E-commerce giant eBay needs to deal with new usage data — to personalize content and detect fraud, among other things — within seconds. So engineers went and built something to perfectly meet the company’s needs: Pulsar.
The company revealed details about the system for the first time today, and eBay is making it available for anyone to use under an open-source license.
“Pulsar can be used to collect and process user and business events in real time, providing key insights and enabling systems to react to user activities within seconds,” eBay’s Sharad Murthy and Tony Ng wrote in a blog post today on the new system.
Google has built a stream-processing system to meet its own data needs.
For eBay, a batch processing system — like the MapReduce framework at the heart of the Hadoop open-source software for storing and processing lots of different kinds of data — is no longer sufficient on its own.

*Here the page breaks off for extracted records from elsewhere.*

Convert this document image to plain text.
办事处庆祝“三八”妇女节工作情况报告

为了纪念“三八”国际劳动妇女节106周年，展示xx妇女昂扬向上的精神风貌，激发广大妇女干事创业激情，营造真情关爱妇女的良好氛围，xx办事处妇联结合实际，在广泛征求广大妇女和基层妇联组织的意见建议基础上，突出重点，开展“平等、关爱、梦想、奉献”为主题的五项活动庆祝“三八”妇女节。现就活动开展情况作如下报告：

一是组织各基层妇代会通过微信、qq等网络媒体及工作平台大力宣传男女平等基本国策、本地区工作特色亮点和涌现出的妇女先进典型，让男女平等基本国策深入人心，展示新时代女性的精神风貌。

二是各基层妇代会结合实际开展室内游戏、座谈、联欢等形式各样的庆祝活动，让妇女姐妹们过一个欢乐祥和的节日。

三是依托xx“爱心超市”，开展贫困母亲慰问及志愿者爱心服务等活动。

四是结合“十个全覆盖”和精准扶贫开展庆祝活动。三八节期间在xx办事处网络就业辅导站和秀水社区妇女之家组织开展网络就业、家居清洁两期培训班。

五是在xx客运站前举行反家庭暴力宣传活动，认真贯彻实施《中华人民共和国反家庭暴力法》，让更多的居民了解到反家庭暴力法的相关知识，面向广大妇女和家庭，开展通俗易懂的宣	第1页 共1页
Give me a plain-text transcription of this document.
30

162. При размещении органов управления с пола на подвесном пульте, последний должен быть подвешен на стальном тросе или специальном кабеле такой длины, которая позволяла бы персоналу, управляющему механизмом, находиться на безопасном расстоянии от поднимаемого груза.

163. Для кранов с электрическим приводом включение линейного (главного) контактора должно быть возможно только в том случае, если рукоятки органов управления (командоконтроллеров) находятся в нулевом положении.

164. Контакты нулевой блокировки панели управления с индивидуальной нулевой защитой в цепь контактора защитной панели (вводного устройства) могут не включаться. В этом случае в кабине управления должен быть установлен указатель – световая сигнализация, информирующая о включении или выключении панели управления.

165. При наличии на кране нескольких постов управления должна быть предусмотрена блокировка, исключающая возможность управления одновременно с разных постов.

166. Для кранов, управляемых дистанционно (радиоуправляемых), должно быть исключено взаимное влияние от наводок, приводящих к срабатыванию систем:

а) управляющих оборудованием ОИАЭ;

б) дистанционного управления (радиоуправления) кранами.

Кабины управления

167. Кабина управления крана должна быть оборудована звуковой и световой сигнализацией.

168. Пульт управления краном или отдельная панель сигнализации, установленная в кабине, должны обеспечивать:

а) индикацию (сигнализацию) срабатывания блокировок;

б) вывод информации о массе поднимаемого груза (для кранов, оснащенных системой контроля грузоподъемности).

“The sheer data volume and the low latency requirements demand in flight data processing instead of a store and process model as in batch oriented systems,” eBay’s Murthy, Ng, Bhaven Avalani, Xinglang Wang, Ken Wang, and Anand Gangadharan wrote in a new paper on Pulsar.
The system integrates with existing open-source tools like the Cassandra NoSQL database and the Druid data store.
Inside eBay, the system is widely used.
“Several teams within eBay have successfully built solutions leveraging our platform, solving problems like in-session personalization, advertising, internet marketing, billing, business monitoring and many more,” the eBay employees wrote in the Pulsar paper.